The IB Learner Profile describes ten attributes that the IB believes all learners should strive to develop. These are not awards to be earned or boxes to be ticked — they are ongoing dispositions that students, teachers, and the wider school community continuously work towards together.
For PYP educators, the Learner Profile is not a separate curriculum element. It should be woven into the daily fabric of school life — in how we praise students, how we frame challenges, and how we model behaviour ourselves.
The 10 Learner Profile Attributes at a Glance
- Inquirers — nurture curiosity; develop skills for independent and collaborative research.
- Knowledgeable — explore concepts across a range of disciplines; engage with local and global issues.
- Thinkers — apply critical and creative thinking to solve complex problems.
- Communicators — express ideas confidently in more than one language and in multiple modes.
- Principled — act with integrity and honesty; take responsibility for actions.
- Open-minded — appreciate and value other perspectives, cultures, and personal histories.
- Caring — show empathy, compassion, and respect; make a positive difference.
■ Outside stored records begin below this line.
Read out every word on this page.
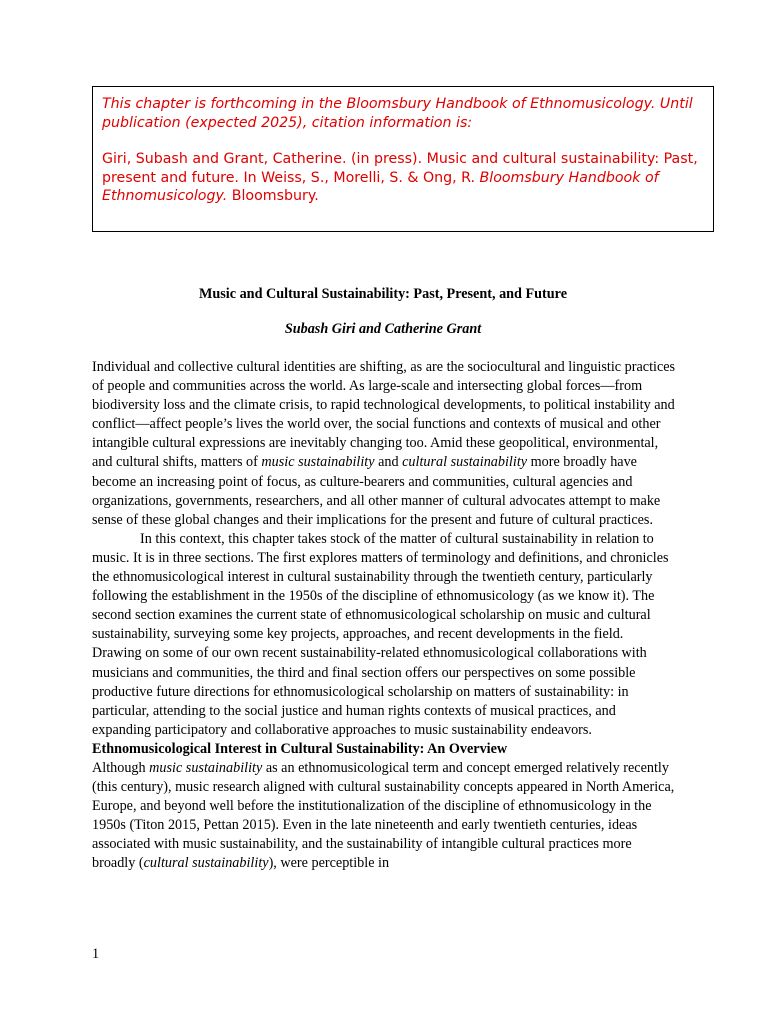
This chapter is forthcoming in the Bloomsbury Handbook of Ethnomusicology. Until publication (expected 2025), citation information is:

Giri, Subash and Grant, Catherine. (in press). Music and cultural sustainability: Past, present and future. In Weiss, S., Morelli, S. & Ong, R. Bloomsbury Handbook of Ethnomusicology. Bloomsbury.

Music and Cultural Sustainability: Past, Present, and Future
Subash Giri and Catherine Grant

Individual and collective cultural identities are shifting, as are the sociocultural and linguistic practices of people and communities across the world. As large-scale and intersecting global forces—from biodiversity loss and the climate crisis, to rapid technological developments, to political instability and conflict—affect people’s lives the world over, the social functions and contexts of musical and other intangible cultural expressions are inevitably changing too. Amid these geopolitical, environmental, and cultural shifts, matters of music sustainability and cultural sustainability more broadly have become an increasing point of focus, as culture-bearers and communities, cultural agencies and organizations, governments, researchers, and all other manner of cultural advocates attempt to make sense of these global changes and their implications for the present and future of cultural practices.

In this context, this chapter takes stock of the matter of cultural sustainability in relation to music. It is in three sections. The first explores matters of terminology and definitions, and chronicles the ethnomusicological interest in cultural sustainability through the twentieth century, particularly following the establishment in the 1950s of the discipline of ethnomusicology (as we know it). The second section examines the current state of ethnomusicological scholarship on music and cultural sustainability, surveying some key projects, approaches, and recent developments in the field. Drawing on some of our own recent sustainability-related ethnomusicological collaborations with musicians and communities, the third and final section offers our perspectives on some possible productive future directions for ethnomusicological scholarship on matters of sustainability: in particular, attending to the social justice and human rights contexts of musical practices, and expanding participatory and collaborative approaches to music sustainability endeavors.

Ethnomusicological Interest in Cultural Sustainability: An Overview

Although music sustainability as an ethnomusicological term and concept emerged relatively recently (this century), music research aligned with cultural sustainability concepts appeared in North America, Europe, and beyond well before the institutionalization of the discipline of ethnomusicology in the 1950s (Titon 2015, Pettan 2015). Even in the late nineteenth and early twentieth centuries, ideas associated with music sustainability, and the sustainability of intangible cultural practices more broadly (cultural sustainability), were perceptible in

1
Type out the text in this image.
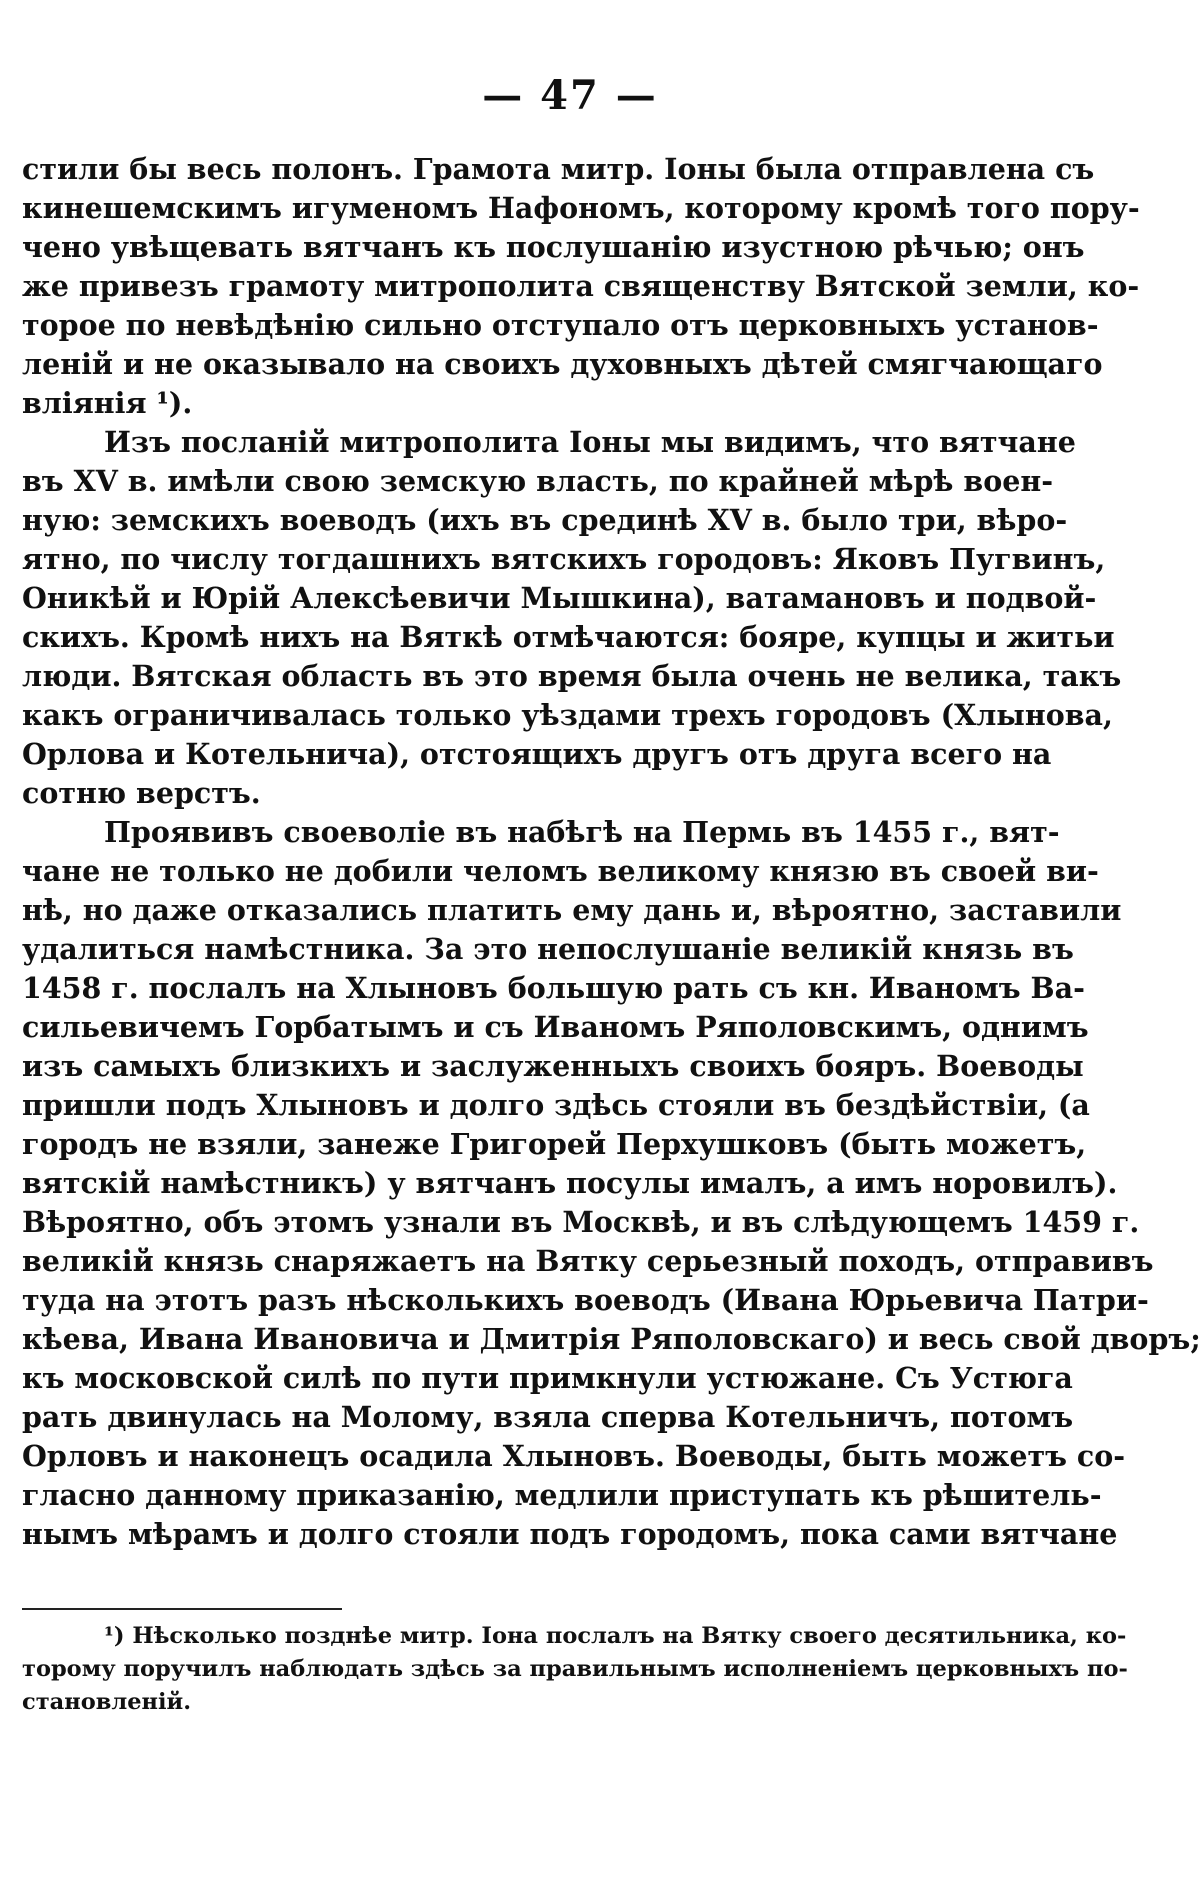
— 47 —
стили бы весь полонъ. Грамота митр. Іоны была отправлена съ
кинешемскимъ игуменомъ Нафономъ, которому кромѣ того пору-
чено увѣщевать вятчанъ къ послушанію изустною рѣчью; онъ
же привезъ грамоту митрополита священству Вятской земли, ко-
торое по невѣдѣнію сильно отступало отъ церковныхъ установ-
леній и не оказывало на своихъ духовныхъ дѣтей смягчающаго
вліянія ¹).
Изъ посланій митрополита Іоны мы видимъ, что вятчане
въ XV в. имѣли свою земскую власть, по крайней мѣрѣ воен-
ную: земскихъ воеводъ (ихъ въ срединѣ XV в. было три, вѣро-
ятно, по числу тогдашнихъ вятскихъ городовъ: Яковъ Пугвинъ,
Оникѣй и Юрій Алексѣевичи Мышкина), ватамановъ и подвой-
скихъ. Кромѣ нихъ на Вяткѣ отмѣчаются: бояре, купцы и житьи
люди. Вятская область въ это время была очень не велика, такъ
какъ ограничивалась только уѣздами трехъ городовъ (Хлынова,
Орлова и Котельнича), отстоящихъ другъ отъ друга всего на
сотню верстъ.
Проявивъ своеволіе въ набѣгѣ на Пермь въ 1455 г., вят-
чане не только не добили челомъ великому князю въ своей ви-
нѣ, но даже отказались платить ему дань и, вѣроятно, заставили
удалиться намѣстника. За это непослушаніе великій князь въ
1458 г. послалъ на Хлыновъ большую рать съ кн. Иваномъ Ва-
сильевичемъ Горбатымъ и съ Иваномъ Ряполовскимъ, однимъ
изъ самыхъ близкихъ и заслуженныхъ своихъ бояръ. Воеводы
пришли подъ Хлыновъ и долго здѣсь стояли въ бездѣйствіи, (а
городъ не взяли, занеже Григорей Перхушковъ (быть можетъ,
вятскій намѣстникъ) у вятчанъ посулы ималъ, а имъ норовилъ).
Вѣроятно, объ этомъ узнали въ Москвѣ, и въ слѣдующемъ 1459 г.
великій князь снаряжаетъ на Вятку серьезный походъ, отправивъ
туда на этотъ разъ нѣсколькихъ воеводъ (Ивана Юрьевича Патри-
кѣева, Ивана Ивановича и Дмитрія Ряполовскаго) и весь свой дворъ;
къ московской силѣ по пути примкнули устюжане. Съ Устюга
рать двинулась на Молому, взяла сперва Котельничъ, потомъ
Орловъ и наконецъ осадила Хлыновъ. Воеводы, быть можетъ со-
гласно данному приказанію, медлили приступать къ рѣшитель-
нымъ мѣрамъ и долго стояли подъ городомъ, пока сами вятчане
¹) Нѣсколько позднѣе митр. Іона послалъ на Вятку своего десятильника, ко-
торому поручилъ наблюдать здѣсь за правильнымъ исполненіемъ церковныхъ по-
становленій.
- Risk-takers — approach uncertainty with courage; explore new ideas and strategies.
- Balanced — understand the importance of intellectual, physical, and emotional balance.
- Reflective — thoughtfully consider learning and personal growth; understand strengths and limitations.
Practical Strategies for Each Stage of the Day
Morning Meeting or Circle Time
Start the day with a brief Learner Profile focus. Pose a question like: "Can you think of a time this week when you showed open-mindedness?" Connecting attributes to real experiences makes them concrete and meaningful, not abstract vocabulary.
During Inquiry Units
Link specific attributes to the demands of each inquiry phase. When students are researching, highlight Inquirer and Thinker. When sharing findings with peers or younger students, spotlight Communicator and Caring. Make these connections explicit in your planning documents and verbal feedback.
Classroom Environment
- Display the Learner Profile with student-created definitions and illustrations — not just IB-provided posters.
- Create a "Learner Profile in Action" board where students (and teachers) add real examples they observe.
- Frame classroom agreements using Learner Profile language: "In our classroom, we are principled — we keep our agreements."
Feedback and Assessment Language
The language teachers use sends powerful messages. Replace generic praise ("Good job!") with attribute-specific feedback:
- "I noticed you kept trying even when it was difficult — that's real risk-taking."
- "The way you listened to Jordan's idea and built on it shows you're open-minded."
- "Admitting you made a mistake and correcting it — that's being principled."
Avoiding Common Pitfalls
- Don't reduce attributes to sticker charts. External rewards can undermine the intrinsic nature of these dispositions.
- Don't focus on only one or two attributes all year. All ten deserve attention across different contexts.
- Don't forget teacher modelling. Students notice when adults also reflect, take risks, and show care.
Bringing It All Together
The Learner Profile is most powerful when it lives in authentic moments — a student choosing to apologise without being prompted, a class deciding to take action on an issue they care about, or a teacher openly reflecting on what they could do better. These moments, more than any lesson or display, are where the Learner Profile truly takes root.